My father passed away on the operating table at age
fifty-three.
I called the police, but when they arrived at the
hospital they found a timid, young, normal doctor wearing the same nametag as
the man.
I convinced my mother not to press charges against
the poor doctor, who swore he had no open-heart surgeries scheduled at all that
month.
***
He was the landlord who “found” the dead body of my
brother, who had committed suicide in his apartment at age twenty-five.
After his death and funeral, I was helping my mother
clean out my brother’s items from the apartment when I found numerous journals
and videotapes that belonged to my brother. Upon viewing them, I realized my
brother had seen the man numerous times in the past few years, maybe even more
than I had. He thought nobody would believe him, and the man finally scared him
to death.
The landlord was found dead in his apartment, his
face cut to shreds to the point of being unrecognizable, in what the police now
claimed was the work of a serial killer targeting the apartment building.
None of the other tenants ever died during the time
the case was open.
***
The man dealt me his final blow when he was the male
nurse that took care of my mother in her final years.
When my mother’s body was found by neighbors on her
eighty-seventh birthday, it was clear that she was slowly poisoned by the aide,
who had been with her for several months, and who could only come around on the
days I worked.
The autopsy of my mother’s body confirmed that she
had died a slow and painful death. Scribbled on the bottom of the autopsy
report in a different writing were the familiar words.
Are you scared?
***
I lived the rest of my life alone.
I never married, I never had children.
I didn’t want anything to happen to them.
I moved into a small house in my old neighborhood,
where the other neighbors thought me crazy. I was the bogeyman the neighborhood
children told stories about, the old man who snapped and murdered his entire
family.
Come October, I had decided I was ready to die. I
was seventy-six years old…how much longer could I live anyway?
That was when I found the words written in what
looked like blood on the wall of my bedroom, on the night of October 30th.

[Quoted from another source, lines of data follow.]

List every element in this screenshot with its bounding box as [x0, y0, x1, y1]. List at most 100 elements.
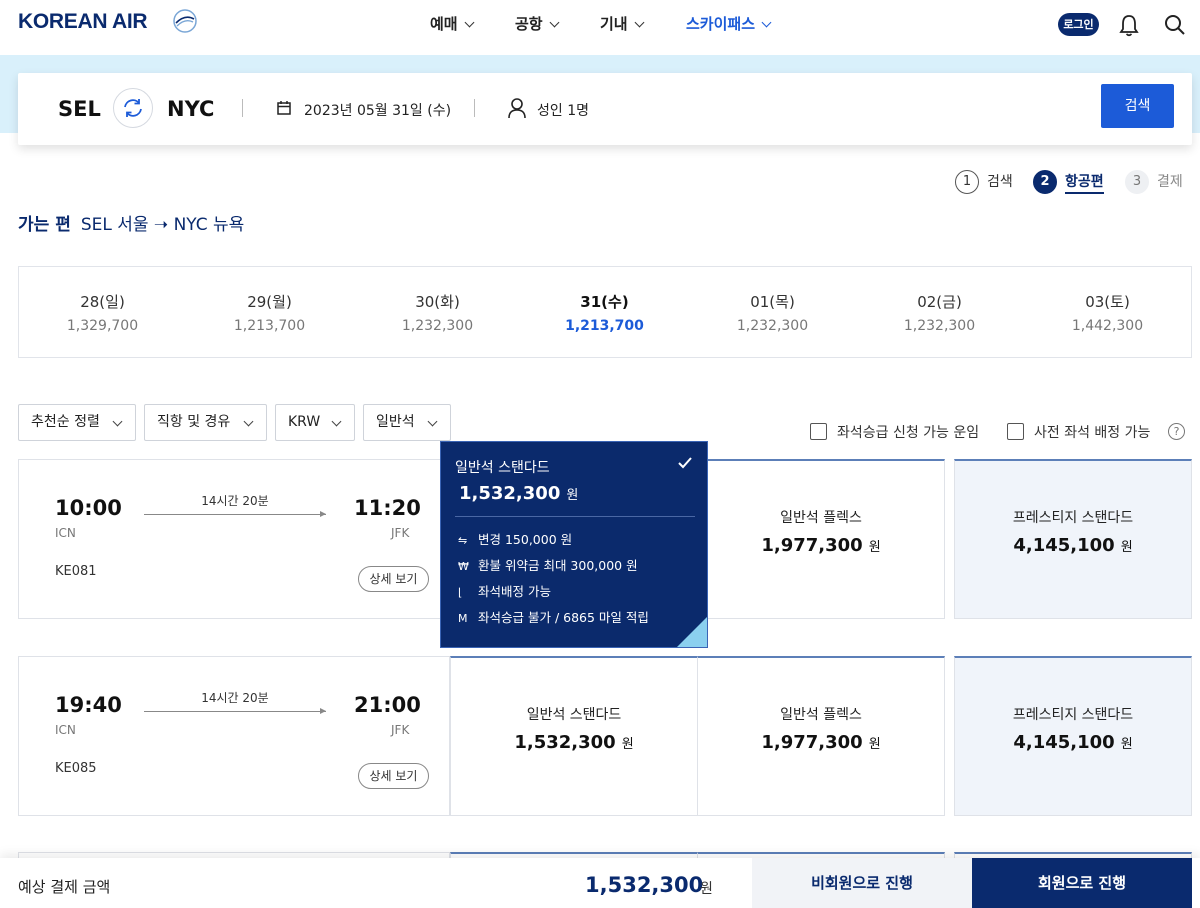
member-checkout-button[interactable]: 회원으로 진행: [972, 858, 1192, 908]
search-button[interactable]: 검색: [1101, 84, 1174, 128]
divider: [474, 99, 475, 117]
departure-time: 10:00: [55, 496, 122, 520]
divider: [455, 516, 695, 517]
fare-prestige-standard[interactable]: 프레스티지 스탠다드 4,145,100 원: [954, 656, 1192, 816]
date-day: 02(금): [917, 293, 962, 311]
route-arrow: [144, 708, 326, 714]
checkout-bar: 예상 결제 금액 1,532,300 원 비회원으로 진행 회원으로 진행: [0, 858, 1200, 908]
sort-label: 추천순 정렬: [31, 414, 100, 430]
stops-label: 직항 및 경유: [157, 414, 231, 430]
step-number: 2: [1033, 170, 1057, 194]
seat-icon: ⌊: [458, 586, 463, 599]
date-day: 30(화): [415, 293, 460, 311]
nav-airport[interactable]: 공항: [515, 13, 560, 34]
flight-number: KE081: [55, 564, 97, 579]
fare-economy-standard[interactable]: 일반석 스탠다드 1,532,300 원: [450, 656, 698, 816]
date-day: 03(토): [1085, 293, 1130, 311]
chevron-down-icon: [549, 17, 560, 28]
seat-assign-checkbox[interactable]: 사전 좌석 배정 가능: [1007, 422, 1150, 442]
korean-air-logo[interactable]: KOREAN AIR: [18, 10, 148, 34]
checkbox-box[interactable]: [1007, 423, 1024, 440]
condition-text: 환불 위약금 최대 300,000 원: [478, 558, 638, 573]
date-option[interactable]: 29(월) 1,213,700: [186, 267, 353, 359]
nav-inflight-label: 기내: [600, 15, 628, 33]
selected-fare-card[interactable]: 일반석 스탠다드 1,532,300 원 ⇋ 변경 150,000 원 ₩ 환불 위약…: [440, 441, 708, 648]
fare-price-wrap: 1,977,300 원: [698, 535, 944, 556]
nav-booking[interactable]: 예매: [430, 13, 475, 34]
change-icon: ⇋: [458, 534, 468, 547]
swap-icon: [124, 99, 142, 117]
swap-route-button[interactable]: [113, 88, 153, 128]
departure-time: 19:40: [55, 693, 122, 717]
check-icon: [678, 457, 692, 469]
passenger-count[interactable]: 성인 1명: [537, 100, 589, 120]
fare-price: 1,532,300: [514, 732, 616, 753]
date-option[interactable]: 03(토) 1,442,300: [1024, 267, 1191, 359]
condition-text: 좌석배정 가능: [478, 584, 551, 599]
chevron-down-icon: [243, 416, 254, 427]
nav-inflight[interactable]: 기내: [600, 13, 645, 34]
fare-economy-flex[interactable]: 일반석 플렉스 1,977,300 원: [697, 656, 945, 816]
chevron-down-icon: [112, 416, 123, 427]
nav-skypass[interactable]: 스카이패스: [686, 13, 772, 34]
divider: [242, 99, 243, 117]
fare-price: 1,532,300: [459, 483, 561, 504]
fare-price: 4,145,100: [1013, 732, 1115, 753]
upgrade-fare-checkbox[interactable]: 좌석승급 신청 가능 운임: [810, 422, 979, 442]
arrival-airport: JFK: [391, 723, 410, 737]
date-price: 1,232,300: [903, 318, 976, 334]
condition-text: 좌석승급 불가 / 6865 마일 적립: [478, 610, 649, 625]
condition-text: 변경 150,000 원: [478, 532, 573, 547]
cabin-dropdown[interactable]: 일반석: [363, 404, 451, 441]
date-price: 1,232,300: [736, 318, 809, 334]
date-price: 1,213,700: [233, 318, 306, 334]
cabin-label: 일반석: [376, 414, 415, 430]
date-day: 28(일): [80, 293, 125, 311]
fare-condition-seat: ⌊ 좌석배정 가능: [458, 581, 551, 600]
fare-prestige-standard[interactable]: 프레스티지 스탠다드 4,145,100 원: [954, 459, 1192, 619]
checkbox-label: 좌석승급 신청 가능 운임: [837, 425, 980, 441]
estimated-total-label: 예상 결제 금액: [18, 878, 111, 896]
chevron-down-icon: [464, 17, 475, 28]
fare-name: 일반석 플렉스: [780, 510, 862, 526]
detail-button[interactable]: 상세 보기: [358, 763, 429, 789]
login-button[interactable]: 로그인: [1058, 13, 1099, 36]
fare-price-wrap: 4,145,100 원: [955, 535, 1191, 556]
fare-price-wrap: 1,532,300 원: [451, 732, 697, 753]
currency-dropdown[interactable]: KRW: [275, 404, 355, 441]
chevron-down-icon: [427, 416, 438, 427]
fare-name: 프레스티지 스탠다드: [1012, 510, 1134, 526]
bell-icon[interactable]: [1118, 13, 1140, 37]
guest-checkout-button[interactable]: 비회원으로 진행: [752, 858, 972, 908]
search-summary-bar: SEL NYC 2023년 05월 31일 (수) 성인 1명 검색: [18, 73, 1192, 145]
fare-name: 일반석 스탠다드: [455, 460, 550, 476]
stops-dropdown[interactable]: 직항 및 경유: [144, 404, 267, 441]
calendar-icon: [277, 101, 291, 115]
search-icon[interactable]: [1163, 13, 1187, 37]
taeguk-logo-icon: [173, 9, 197, 33]
help-icon[interactable]: ?: [1168, 423, 1185, 440]
sort-dropdown[interactable]: 추천순 정렬: [18, 404, 136, 441]
checkbox-box[interactable]: [810, 423, 827, 440]
step-number: 3: [1125, 170, 1149, 194]
flight-info: 10:00 14시간 20분 11:20 ICN JFK KE081 상세 보기: [18, 459, 450, 619]
arrival-airport: JFK: [391, 526, 410, 540]
fare-name: 프레스티지 스탠다드: [1012, 707, 1134, 723]
step-label: 검색: [987, 174, 1013, 190]
route-arrow: [144, 511, 326, 517]
date-option[interactable]: 01(목) 1,232,300: [689, 267, 856, 359]
origin-airport[interactable]: SEL: [58, 97, 101, 121]
detail-button[interactable]: 상세 보기: [358, 566, 429, 592]
currency-unit: 원: [868, 737, 881, 752]
departure-date[interactable]: 2023년 05월 31일 (수): [304, 100, 451, 120]
currency-unit: 원: [1120, 737, 1133, 752]
fare-economy-flex[interactable]: 일반석 플렉스 1,977,300 원: [697, 459, 945, 619]
date-option[interactable]: 30(화) 1,232,300: [354, 267, 521, 359]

It was an address: 9182 Harmon Road, where my
childhood home still sat, now rotted and barely standing. Under it was a smiley
face, drawn in what was definitely not ink.
I accepted the challenge the man proposed. I would
meet him in my old house. I was finished. He had ruined my life up to the point
I was living it, but I refused to let him ruin it anymore. I put on my slippers
and my robe, grabbed my cane, and snatched my hat from the rack by the front
door. I was wearing my armor, I was prepared for battle.
I began the walk to my childhood home.